FROM data WHERE $timeFilter
GROUP BY time('1h'),
This has two drawbacks. First of all, it is not possible to see the quarter hourly values anymore and have to do calculations around it. Secondly, when zooming out to monthly or yearly data, the query still tries to get hourly values which has a very high response time and reduces the dashboard’s performance a lot.
SUM-MEAN subquery
The best way to tackle this is the usage of a subquery which brings the values to the correct interval size and then sum up all the individual values.
This looks quite complex at first but is understandable once you get used to it.
SELECT time, SUM(value) as "value", FROM
(
SELECT $__timeGroupAlias(start_time,$__interval),
AVG(value) AS "value", unit
FROM data
WHERE $__timeFilter(start_time)
GROUP BY 1, "unit"
) subquerydata
GROUP BY 1
ORDER BY 1
Here we have grouped means in the subquery, removing our burden with different aggregation sizes. We then only have one value per interval, per unit - so the only thing left is to sum these values up.
This is also dynamic as the GROUP BY clause does respect changes to $__interval
.
Note that we do not need a where clause in the outer query, as the inner query does not return any values outside the filter. Filtering once is enough.
Aggregating queries by another value
For our initial data, we could also ask the question of the total generation graph per technology. This would also require us to group the inner query by unit and technology - and the outer query by technology:
SELECT time, SUM(value) as "value", technology FROM
(
SELECT $__timeGroupAlias(start_time,$__interval),
AVG(value) AS "value", unit, technology
FROM data
WHERE $__timeFilter(start_time)
GROUP BY 1, "unit", technology
) subquerydata
GROUP BY 1, technology
ORDER BY 1
So we need to adjust 4 places - both SELECT clauses and both GROUP BY clauses. That’s it.
Real world examples
As I am in science which does not require a NDA (non-disclosure agreement), I can also show some real examples.
For example this one of the assume simulation generation visualization per technology:
SELECT time, SUM(volume) as "volume", tech FROM
(
SELECT
$__timeGroupAlias(start_time,$__interval),
AVG(accepted_volume) AS "volume",
unit_id, pm.technology AS tech
FROM market_orders mo
JOIN power_plant_meta pm ON pm.index=mo.unit_id AND pm.simulation=mo.simulation
WHERE
$__timeFilter(start_time) AND
market_id = '$market' AND
mo.simulation = '$simulation'
GROUP BY 1, unit_id, bid_id, pm.technology
ORDER BY 1
) subquery
GROUP BY 1, tech
ORDER BY 1, tech DESC
Or for the consumption data from the electricity usage of the universities campus. This data is stored in influxdb, therefore using the slightly different influx query language:
SELECT sum("P_Ges") AS "Strom HV" from (
SELECT mean("P_ges") AS "P_Ges"
FROM "Strom_Hauptverteilung"
WHERE $timeFilter
GROUP BY time($__interval), "id" fill(null)
)
WHERE $timeFilter
GROUP BY time($__interval) fill(none)
Conclusion
In this post, we went through a few different methodologies of aggregating time series queries.
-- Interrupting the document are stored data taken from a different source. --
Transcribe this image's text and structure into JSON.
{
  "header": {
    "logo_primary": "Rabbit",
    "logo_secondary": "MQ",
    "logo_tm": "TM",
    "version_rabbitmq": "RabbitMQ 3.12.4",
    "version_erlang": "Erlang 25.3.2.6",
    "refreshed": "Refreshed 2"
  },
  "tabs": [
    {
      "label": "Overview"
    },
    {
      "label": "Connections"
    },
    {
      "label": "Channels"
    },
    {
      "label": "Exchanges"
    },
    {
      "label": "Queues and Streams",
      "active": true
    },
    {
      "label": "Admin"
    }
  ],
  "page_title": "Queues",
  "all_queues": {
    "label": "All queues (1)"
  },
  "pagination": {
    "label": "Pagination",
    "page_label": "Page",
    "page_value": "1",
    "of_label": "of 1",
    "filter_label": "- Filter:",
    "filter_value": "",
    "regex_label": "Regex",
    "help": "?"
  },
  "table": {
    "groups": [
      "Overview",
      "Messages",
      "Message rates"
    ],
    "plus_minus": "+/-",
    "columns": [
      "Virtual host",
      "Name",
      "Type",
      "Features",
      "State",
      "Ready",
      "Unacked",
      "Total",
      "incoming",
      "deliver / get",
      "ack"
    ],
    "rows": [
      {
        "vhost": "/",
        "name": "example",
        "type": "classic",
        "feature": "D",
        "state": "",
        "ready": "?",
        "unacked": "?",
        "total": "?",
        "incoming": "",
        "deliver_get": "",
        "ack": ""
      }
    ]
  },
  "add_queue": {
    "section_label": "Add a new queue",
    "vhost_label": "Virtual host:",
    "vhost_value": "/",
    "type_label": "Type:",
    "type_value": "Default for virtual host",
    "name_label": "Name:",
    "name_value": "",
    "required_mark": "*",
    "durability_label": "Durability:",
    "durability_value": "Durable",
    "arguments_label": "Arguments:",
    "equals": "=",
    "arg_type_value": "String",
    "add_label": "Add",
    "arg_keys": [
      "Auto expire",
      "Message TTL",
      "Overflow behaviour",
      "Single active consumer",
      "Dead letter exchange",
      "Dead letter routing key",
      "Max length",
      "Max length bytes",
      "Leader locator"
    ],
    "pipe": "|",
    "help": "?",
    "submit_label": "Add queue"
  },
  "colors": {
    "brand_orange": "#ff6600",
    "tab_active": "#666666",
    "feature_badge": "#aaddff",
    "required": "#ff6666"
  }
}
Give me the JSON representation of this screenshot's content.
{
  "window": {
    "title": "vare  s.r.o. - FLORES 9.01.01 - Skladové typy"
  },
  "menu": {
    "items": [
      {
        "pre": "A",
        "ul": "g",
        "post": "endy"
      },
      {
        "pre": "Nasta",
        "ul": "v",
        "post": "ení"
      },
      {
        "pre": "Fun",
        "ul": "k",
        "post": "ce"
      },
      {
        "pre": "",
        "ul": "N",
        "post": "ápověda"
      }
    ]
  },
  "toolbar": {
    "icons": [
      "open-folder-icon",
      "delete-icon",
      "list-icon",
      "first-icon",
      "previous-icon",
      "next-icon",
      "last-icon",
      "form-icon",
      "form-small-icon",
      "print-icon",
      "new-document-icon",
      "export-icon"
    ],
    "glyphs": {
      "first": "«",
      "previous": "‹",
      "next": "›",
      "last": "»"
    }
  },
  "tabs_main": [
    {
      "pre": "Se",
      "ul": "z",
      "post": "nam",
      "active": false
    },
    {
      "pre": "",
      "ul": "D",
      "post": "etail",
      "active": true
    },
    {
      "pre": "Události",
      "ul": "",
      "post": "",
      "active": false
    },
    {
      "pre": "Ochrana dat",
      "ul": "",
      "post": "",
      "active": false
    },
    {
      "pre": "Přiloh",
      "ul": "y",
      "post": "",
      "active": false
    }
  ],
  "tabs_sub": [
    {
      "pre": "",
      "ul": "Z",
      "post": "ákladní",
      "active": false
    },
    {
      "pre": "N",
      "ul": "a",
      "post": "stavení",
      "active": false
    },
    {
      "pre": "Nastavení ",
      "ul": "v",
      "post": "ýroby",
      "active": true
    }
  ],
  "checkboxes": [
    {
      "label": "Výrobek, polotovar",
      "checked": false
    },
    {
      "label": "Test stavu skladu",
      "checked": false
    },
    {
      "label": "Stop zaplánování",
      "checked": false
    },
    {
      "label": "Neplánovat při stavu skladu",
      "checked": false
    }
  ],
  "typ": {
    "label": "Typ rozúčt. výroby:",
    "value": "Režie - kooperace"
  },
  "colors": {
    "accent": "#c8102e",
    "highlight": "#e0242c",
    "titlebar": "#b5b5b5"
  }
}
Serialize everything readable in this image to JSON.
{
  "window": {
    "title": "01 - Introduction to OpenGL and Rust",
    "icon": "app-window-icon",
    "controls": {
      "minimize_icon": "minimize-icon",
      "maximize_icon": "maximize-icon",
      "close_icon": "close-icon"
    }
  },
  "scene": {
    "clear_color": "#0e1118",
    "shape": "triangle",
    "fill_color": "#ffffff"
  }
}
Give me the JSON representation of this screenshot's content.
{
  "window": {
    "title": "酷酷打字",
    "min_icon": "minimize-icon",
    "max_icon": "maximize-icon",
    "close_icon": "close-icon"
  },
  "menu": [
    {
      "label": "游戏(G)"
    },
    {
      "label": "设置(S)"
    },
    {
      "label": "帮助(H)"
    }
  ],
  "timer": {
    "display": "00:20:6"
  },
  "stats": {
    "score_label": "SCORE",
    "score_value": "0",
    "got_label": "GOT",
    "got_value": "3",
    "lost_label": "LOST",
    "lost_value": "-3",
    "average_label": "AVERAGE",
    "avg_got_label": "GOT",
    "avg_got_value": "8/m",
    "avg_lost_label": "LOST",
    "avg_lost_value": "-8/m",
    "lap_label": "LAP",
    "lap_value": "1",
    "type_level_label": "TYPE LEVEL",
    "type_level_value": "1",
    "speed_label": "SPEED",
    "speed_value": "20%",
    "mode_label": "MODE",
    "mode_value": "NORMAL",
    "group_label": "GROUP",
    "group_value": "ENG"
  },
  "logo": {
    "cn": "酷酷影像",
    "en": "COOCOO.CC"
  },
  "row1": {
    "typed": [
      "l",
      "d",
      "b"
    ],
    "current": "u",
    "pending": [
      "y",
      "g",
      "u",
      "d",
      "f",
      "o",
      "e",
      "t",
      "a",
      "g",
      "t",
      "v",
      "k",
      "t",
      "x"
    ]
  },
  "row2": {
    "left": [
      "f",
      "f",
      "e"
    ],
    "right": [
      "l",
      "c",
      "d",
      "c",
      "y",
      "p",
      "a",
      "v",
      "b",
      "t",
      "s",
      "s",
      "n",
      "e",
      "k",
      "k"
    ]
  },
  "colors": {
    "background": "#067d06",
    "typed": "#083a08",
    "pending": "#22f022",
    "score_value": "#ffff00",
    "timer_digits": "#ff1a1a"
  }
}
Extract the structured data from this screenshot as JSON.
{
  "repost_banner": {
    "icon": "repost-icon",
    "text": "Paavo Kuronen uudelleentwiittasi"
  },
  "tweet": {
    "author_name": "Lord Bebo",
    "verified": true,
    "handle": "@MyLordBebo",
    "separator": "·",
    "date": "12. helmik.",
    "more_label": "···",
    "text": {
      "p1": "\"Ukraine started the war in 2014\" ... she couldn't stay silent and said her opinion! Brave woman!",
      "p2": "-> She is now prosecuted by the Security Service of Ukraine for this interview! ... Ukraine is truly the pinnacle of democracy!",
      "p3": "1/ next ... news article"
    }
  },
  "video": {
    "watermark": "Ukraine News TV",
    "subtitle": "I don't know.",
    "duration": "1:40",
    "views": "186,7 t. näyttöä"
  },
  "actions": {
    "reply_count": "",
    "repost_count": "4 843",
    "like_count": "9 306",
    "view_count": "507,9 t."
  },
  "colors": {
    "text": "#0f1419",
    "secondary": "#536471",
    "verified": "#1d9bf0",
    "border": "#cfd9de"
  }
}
The crux of this always starts when the values are are stored as power instead of energy.
Another solution used in telegraf quite a lot is to store monotonic increasing counters and then visualize the non negative derivative of the data. This is quite common in InfluxDB but leaves data which is only hardly interpretable by its own otherwise.
I wondered how I could add a visualization of this problem without just screenshots from grafana, but I did not get a sufficient one. So be it. You have to tinker with it yourself to get an understanding of what AVG of SUM query means and when it is the same as the SUM of AVG query.. :)
So far I got good results using the SUM-MEAN aggregation, as this does not create performance bottlenecks on the server or on the client. As I did not find similar information on other places. This is here to be linked to for others.